Here are a few tips for common issues:
Bathing a baby can carry an additional risk when you have epilepsy, especially if you are alone. Should you have a seizure whilst bathing a newborn it can be really dangerous. Remember, it’s possible for a newborn to drown in even a few inches of water. We would recommend that if you are alone you ‘top and tail’ them, which means washing the baby from a shallow bowl of water, rather than submerging them at all.
When changing nappies or dressing a newborn, it’s quite common to do so on a raised surface, such as a changing table. However, should you have a seizure during it can be dangerous. It’s much safer to change your baby on the floor with plenty of padding around to avoid the chance of your baby falling.
Another tip might be to keep nappies and changing supplies on each floor of the house. This will limit the number of times you need to walk up and downstairs with your baby, which is safer. If you are worried about walking up and downstairs with your baby due to the chance of seizures, you might consider using a car seat to provide some protection should you fall.

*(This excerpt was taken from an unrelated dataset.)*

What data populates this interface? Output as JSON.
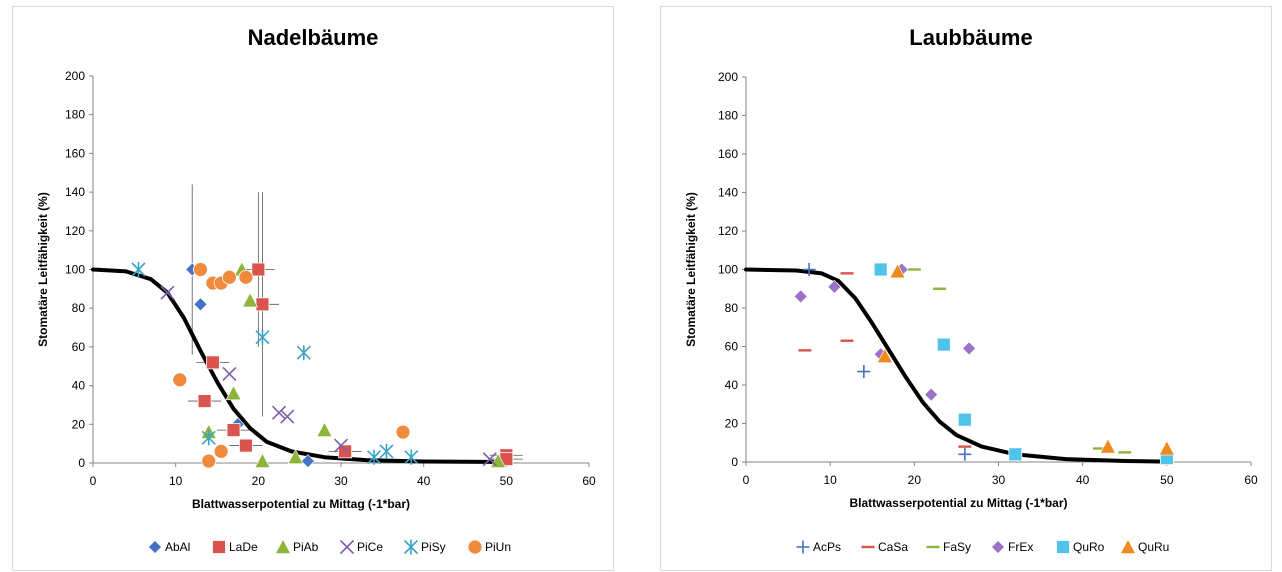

Similar to changing, we recommend that when feeding a baby you do so on the floor surrounded by plenty of padding. Make sure your back is well supported to limit the chance of your baby falling onto a hard surface in the event of a seizure.

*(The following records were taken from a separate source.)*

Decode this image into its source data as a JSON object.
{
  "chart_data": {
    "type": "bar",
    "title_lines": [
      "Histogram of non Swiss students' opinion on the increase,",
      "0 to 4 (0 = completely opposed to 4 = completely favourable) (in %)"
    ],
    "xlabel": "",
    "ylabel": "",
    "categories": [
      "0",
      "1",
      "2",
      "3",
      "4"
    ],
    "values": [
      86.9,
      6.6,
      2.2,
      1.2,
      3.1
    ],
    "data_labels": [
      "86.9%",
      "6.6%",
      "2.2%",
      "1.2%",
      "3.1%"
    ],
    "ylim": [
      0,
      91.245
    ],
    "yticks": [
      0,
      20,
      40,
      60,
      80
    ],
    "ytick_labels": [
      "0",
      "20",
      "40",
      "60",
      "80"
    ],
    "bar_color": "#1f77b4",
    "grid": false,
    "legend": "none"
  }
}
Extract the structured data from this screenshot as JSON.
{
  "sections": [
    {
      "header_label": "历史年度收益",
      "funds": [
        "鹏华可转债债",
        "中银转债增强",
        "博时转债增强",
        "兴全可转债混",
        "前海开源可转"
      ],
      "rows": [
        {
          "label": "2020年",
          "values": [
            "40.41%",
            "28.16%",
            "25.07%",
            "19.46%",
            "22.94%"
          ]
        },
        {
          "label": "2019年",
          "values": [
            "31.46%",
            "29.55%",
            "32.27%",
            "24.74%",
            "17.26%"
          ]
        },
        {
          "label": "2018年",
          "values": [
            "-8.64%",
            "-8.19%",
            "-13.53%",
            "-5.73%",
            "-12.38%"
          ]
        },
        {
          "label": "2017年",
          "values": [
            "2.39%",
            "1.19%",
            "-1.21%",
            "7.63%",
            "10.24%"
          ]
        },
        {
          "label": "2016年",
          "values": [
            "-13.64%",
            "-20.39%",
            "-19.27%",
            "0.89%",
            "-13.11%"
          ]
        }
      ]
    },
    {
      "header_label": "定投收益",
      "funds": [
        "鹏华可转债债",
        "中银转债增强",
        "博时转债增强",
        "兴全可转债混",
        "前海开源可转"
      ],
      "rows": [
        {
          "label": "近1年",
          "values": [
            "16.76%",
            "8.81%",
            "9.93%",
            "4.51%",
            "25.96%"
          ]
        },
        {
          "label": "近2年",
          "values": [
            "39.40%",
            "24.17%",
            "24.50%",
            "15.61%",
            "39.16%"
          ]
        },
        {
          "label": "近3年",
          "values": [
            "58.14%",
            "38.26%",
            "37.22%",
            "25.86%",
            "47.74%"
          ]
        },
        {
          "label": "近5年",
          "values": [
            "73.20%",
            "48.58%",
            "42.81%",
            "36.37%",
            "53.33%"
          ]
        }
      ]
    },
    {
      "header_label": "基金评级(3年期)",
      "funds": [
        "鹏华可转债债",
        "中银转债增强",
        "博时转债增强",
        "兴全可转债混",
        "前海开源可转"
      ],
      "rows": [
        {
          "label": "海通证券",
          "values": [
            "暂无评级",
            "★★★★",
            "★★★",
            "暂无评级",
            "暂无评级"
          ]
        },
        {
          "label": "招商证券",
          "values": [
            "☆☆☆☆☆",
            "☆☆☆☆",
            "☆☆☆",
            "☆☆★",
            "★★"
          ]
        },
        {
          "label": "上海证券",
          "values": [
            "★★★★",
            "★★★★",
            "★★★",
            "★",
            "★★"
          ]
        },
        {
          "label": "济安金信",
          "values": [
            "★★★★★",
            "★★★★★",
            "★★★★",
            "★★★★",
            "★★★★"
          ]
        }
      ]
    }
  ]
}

If your epilepsy causes you to become confused or experience memory loss, we would recommend that you make notes of when you have fed your baby and label up food and milk containers meticulously. This will help to prevent you from over or underfeeding.

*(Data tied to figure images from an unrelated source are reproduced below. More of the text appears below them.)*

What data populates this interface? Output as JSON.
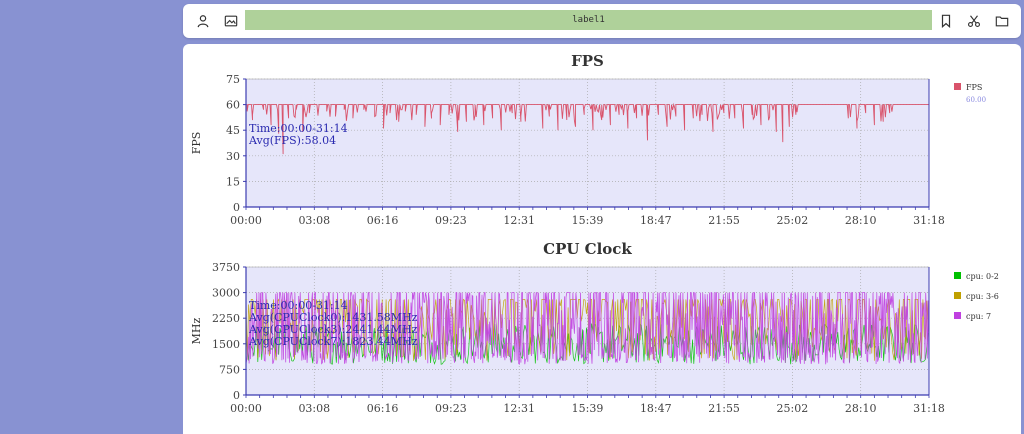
{
  "toolbar": {
    "label": "label1",
    "left_icons": [
      "user-icon",
      "image-icon"
    ],
    "right_icons": [
      "bookmark-icon",
      "scissors-icon",
      "folder-icon"
    ]
  },
  "theme": {
    "sidebar_bg": "#8892d2",
    "plot_bg": "#e6e6fa",
    "axis_color": "#3b3bb0",
    "label_bar_bg": "#afd19a"
  },
  "chart_data": [
    {
      "type": "line",
      "title": "FPS",
      "ylabel": "FPS",
      "xlabel": "",
      "ylim": [
        0,
        75
      ],
      "yticks": [
        0,
        15,
        30,
        45,
        60,
        75
      ],
      "xticks": [
        "00:00",
        "03:08",
        "06:16",
        "09:23",
        "12:31",
        "15:39",
        "18:47",
        "21:55",
        "25:02",
        "28:10",
        "31:18"
      ],
      "grid": true,
      "legend_position": "right",
      "annotations": [
        "Time:00:00-31:14",
        "Avg(FPS):58.04"
      ],
      "series": [
        {
          "name": "FPS",
          "legend_value": "60.00",
          "color": "#d9536b",
          "x_range_min": [
            0.0,
            31.3
          ],
          "baseline": 60,
          "dips": [
            [
              0.05,
              56
            ],
            [
              0.3,
              54
            ],
            [
              0.8,
              57
            ],
            [
              1.15,
              48
            ],
            [
              1.5,
              43
            ],
            [
              1.7,
              31
            ],
            [
              1.95,
              52
            ],
            [
              2.3,
              57
            ],
            [
              2.6,
              44
            ],
            [
              2.9,
              55
            ],
            [
              3.3,
              54
            ],
            [
              3.7,
              56
            ],
            [
              4.1,
              53
            ],
            [
              4.5,
              57
            ],
            [
              4.9,
              52
            ],
            [
              5.4,
              57
            ],
            [
              5.9,
              53
            ],
            [
              6.3,
              46
            ],
            [
              6.6,
              55
            ],
            [
              7.0,
              50
            ],
            [
              7.3,
              56
            ],
            [
              7.8,
              54
            ],
            [
              8.2,
              47
            ],
            [
              8.5,
              55
            ],
            [
              8.9,
              48
            ],
            [
              9.3,
              54
            ],
            [
              9.7,
              44
            ],
            [
              10.1,
              50
            ],
            [
              10.5,
              54
            ],
            [
              10.9,
              48
            ],
            [
              11.3,
              52
            ],
            [
              11.7,
              45
            ],
            [
              12.2,
              55
            ],
            [
              12.6,
              50
            ],
            [
              13.6,
              46
            ],
            [
              13.9,
              53
            ],
            [
              14.3,
              45
            ],
            [
              14.7,
              51
            ],
            [
              15.1,
              47
            ],
            [
              15.5,
              54
            ],
            [
              15.9,
              45
            ],
            [
              16.3,
              51
            ],
            [
              16.7,
              48
            ],
            [
              17.1,
              54
            ],
            [
              17.5,
              46
            ],
            [
              17.9,
              52
            ],
            [
              18.4,
              39
            ],
            [
              18.9,
              54
            ],
            [
              19.3,
              47
            ],
            [
              19.7,
              53
            ],
            [
              20.1,
              45
            ],
            [
              20.5,
              52
            ],
            [
              20.9,
              54
            ],
            [
              21.4,
              44
            ],
            [
              21.9,
              55
            ],
            [
              22.4,
              52
            ],
            [
              22.8,
              46
            ],
            [
              23.2,
              54
            ],
            [
              23.6,
              48
            ],
            [
              24.0,
              53
            ],
            [
              24.3,
              44
            ],
            [
              24.6,
              38
            ],
            [
              24.9,
              47
            ],
            [
              25.2,
              54
            ],
            [
              27.6,
              52
            ],
            [
              28.0,
              46
            ],
            [
              28.4,
              55
            ],
            [
              28.8,
              48
            ],
            [
              29.2,
              50
            ],
            [
              29.5,
              55
            ]
          ]
        }
      ]
    },
    {
      "type": "line",
      "title": "CPU Clock",
      "ylabel": "MHz",
      "xlabel": "",
      "ylim": [
        0,
        3750
      ],
      "yticks": [
        0,
        750,
        1500,
        2250,
        3000,
        3750
      ],
      "xticks": [
        "00:00",
        "03:08",
        "06:16",
        "09:23",
        "12:31",
        "15:39",
        "18:47",
        "21:55",
        "25:02",
        "28:10",
        "31:18"
      ],
      "grid": true,
      "legend_position": "right",
      "annotations": [
        "Time:00:00-31:14",
        "Avg(CPUClock0):1431.58MHz",
        "Avg(CPUClock3):2441.44MHz",
        "Avg(CPUClock7):1823.44MHz"
      ],
      "series": [
        {
          "name": "cpu: 0-2",
          "color": "#00c000",
          "range": [
            900,
            2100
          ],
          "mean": 1431.58
        },
        {
          "name": "cpu: 3-6",
          "color": "#c0a000",
          "range": [
            1000,
            2800
          ],
          "mean": 2441.44
        },
        {
          "name": "cpu: 7",
          "color": "#c040e0",
          "range": [
            900,
            3000
          ],
          "mean": 1823.44
        }
      ]
    }
  ]
}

After a seizure, the best thing would be to ask a partner, friend or family member to take responsibility for your baby, especially if you tend to fall asleep. You may need time to rest and recover.
Be extra careful during this time, make sure you have taken all precautions and your environment is as hazard-free as possible. This might include not carrying your baby up or down stairs, or using any hazardous equipment, such as an oven or iron. Use a pushchair whilst moving your baby to limit the chances of them becoming harmed should you fall.
You might consider giving a neighbour a spare key for emergencies. Make it as easy as possible for someone to get to you should the need arise. Don’t leave your key in a locked door that might prevent someone gaining access in case of an emergency.